Por: Rosalinda Mariño R.
Por qué no escribimos un poema en el que quepan todas las flores, todos los soles, los amores grandes de nuestras vidas y aquellos pequeños que murieron de sueño (pero que también han aportado). Los que no están a nuestro lado y pueblan el continente del olvido. Los que hemos querido que estén para siempre y han sido fugaces, veloces, raudos, breves; jugando a ser agua en las manos. Los que no desaparecen, aunque parezcan espacios en blanco, amores magos. Aquellos que hablan de silencio y camino. Y los que siguen vivos en el sistema circulatorio, reinando en la vena cava.
Pero no se acaba lo que cabe en un poema. Caben los mares y sus peces por escribirse, caben los grises y las quimeras, las penas, la boca enorme de la ballena y diez millones de buques en fila. Cabe el tiempo que me obnubila y me hace confundir historia con instante. Bendito instante y la magia que esconde, momento diminuto de reloj en pausa, poderosa palabra, señal de humo, pequeño mundo en que nada falla; pequeño, pero valioso para el recuerdo.
Por eso leo el mensaje sin tinta, porque el truco está en el detalle y es suficiente un segundo, porque la emoción es ahora y no hay hora para creer.

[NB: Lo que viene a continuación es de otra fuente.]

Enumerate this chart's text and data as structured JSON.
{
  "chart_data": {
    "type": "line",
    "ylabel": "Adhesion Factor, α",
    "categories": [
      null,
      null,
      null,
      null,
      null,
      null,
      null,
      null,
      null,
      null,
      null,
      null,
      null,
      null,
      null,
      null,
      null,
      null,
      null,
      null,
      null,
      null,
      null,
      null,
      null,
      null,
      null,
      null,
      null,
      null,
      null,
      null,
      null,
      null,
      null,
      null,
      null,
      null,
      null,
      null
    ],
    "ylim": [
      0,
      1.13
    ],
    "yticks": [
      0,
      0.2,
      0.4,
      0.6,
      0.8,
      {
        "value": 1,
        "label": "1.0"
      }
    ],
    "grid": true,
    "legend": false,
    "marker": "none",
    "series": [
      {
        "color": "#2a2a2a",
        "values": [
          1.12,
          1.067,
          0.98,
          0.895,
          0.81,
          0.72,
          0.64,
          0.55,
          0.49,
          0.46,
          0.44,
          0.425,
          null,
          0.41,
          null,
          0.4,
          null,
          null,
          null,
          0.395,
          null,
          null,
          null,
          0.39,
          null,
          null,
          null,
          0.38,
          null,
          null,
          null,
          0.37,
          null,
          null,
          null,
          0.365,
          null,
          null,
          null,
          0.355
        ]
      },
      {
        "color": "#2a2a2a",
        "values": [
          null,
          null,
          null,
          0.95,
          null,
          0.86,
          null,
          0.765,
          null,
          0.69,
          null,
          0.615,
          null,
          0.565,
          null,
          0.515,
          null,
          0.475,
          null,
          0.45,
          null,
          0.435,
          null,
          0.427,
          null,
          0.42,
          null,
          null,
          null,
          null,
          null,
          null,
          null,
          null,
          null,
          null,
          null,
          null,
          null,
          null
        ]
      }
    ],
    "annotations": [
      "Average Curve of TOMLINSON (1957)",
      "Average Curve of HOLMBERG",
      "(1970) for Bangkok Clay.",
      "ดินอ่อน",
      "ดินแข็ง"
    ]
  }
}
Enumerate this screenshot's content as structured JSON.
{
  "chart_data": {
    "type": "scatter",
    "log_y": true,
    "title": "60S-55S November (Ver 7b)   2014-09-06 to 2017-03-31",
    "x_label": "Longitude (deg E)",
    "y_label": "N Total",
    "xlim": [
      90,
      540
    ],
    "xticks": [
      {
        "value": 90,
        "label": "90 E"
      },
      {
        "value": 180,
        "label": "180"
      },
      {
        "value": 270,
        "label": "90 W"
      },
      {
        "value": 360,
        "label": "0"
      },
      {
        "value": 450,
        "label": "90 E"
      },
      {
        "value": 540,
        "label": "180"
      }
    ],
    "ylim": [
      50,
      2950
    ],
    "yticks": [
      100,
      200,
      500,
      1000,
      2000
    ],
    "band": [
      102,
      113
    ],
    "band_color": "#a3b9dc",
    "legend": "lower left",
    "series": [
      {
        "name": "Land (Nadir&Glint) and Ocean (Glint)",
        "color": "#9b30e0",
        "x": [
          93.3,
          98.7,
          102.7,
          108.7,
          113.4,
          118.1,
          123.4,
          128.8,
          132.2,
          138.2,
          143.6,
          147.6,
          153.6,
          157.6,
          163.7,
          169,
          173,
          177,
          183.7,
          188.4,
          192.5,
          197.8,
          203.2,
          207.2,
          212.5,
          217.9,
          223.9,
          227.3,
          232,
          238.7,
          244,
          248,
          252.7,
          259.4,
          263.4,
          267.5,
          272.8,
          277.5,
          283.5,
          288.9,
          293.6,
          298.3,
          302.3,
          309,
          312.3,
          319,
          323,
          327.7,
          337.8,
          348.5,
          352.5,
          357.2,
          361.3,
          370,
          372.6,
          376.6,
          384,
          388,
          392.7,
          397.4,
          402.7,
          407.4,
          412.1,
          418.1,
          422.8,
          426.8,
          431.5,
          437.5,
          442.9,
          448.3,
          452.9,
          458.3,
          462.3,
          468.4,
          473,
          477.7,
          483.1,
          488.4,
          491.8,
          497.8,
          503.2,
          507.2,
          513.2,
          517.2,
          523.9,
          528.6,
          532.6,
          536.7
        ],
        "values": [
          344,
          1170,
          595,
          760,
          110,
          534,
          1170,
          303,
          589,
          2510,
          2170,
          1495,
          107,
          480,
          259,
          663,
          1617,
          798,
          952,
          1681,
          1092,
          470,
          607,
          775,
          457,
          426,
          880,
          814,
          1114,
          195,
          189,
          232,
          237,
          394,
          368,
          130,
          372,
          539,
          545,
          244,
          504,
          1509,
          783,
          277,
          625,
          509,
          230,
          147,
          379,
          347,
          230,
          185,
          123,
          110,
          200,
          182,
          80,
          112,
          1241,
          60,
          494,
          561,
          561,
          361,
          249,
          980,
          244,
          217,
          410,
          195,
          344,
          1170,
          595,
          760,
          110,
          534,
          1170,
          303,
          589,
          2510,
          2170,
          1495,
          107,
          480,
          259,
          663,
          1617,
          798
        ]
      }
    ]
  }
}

Uno simplemente cree. Cree y da por cierto que aquellos ojos son buen puerto. De acuerdo, mucho me equivoco y habito ojos cerrados, errados, o dormidos. Y quién dice que ellos no se equivocan también. Uno erra con la piel, y con la boca, y con los versos.
Pero este reto llamado vida se trata de aceptar las heridas y sembrarles flores. Para luego intentar un poema en el que quepan todas ellas, todos los soles; los grandes amores y aquellos pequeños que murieron de sueño, quizás tragados por el bostezo de la ballena. Ojalá salvados por diez millones de buques en fila.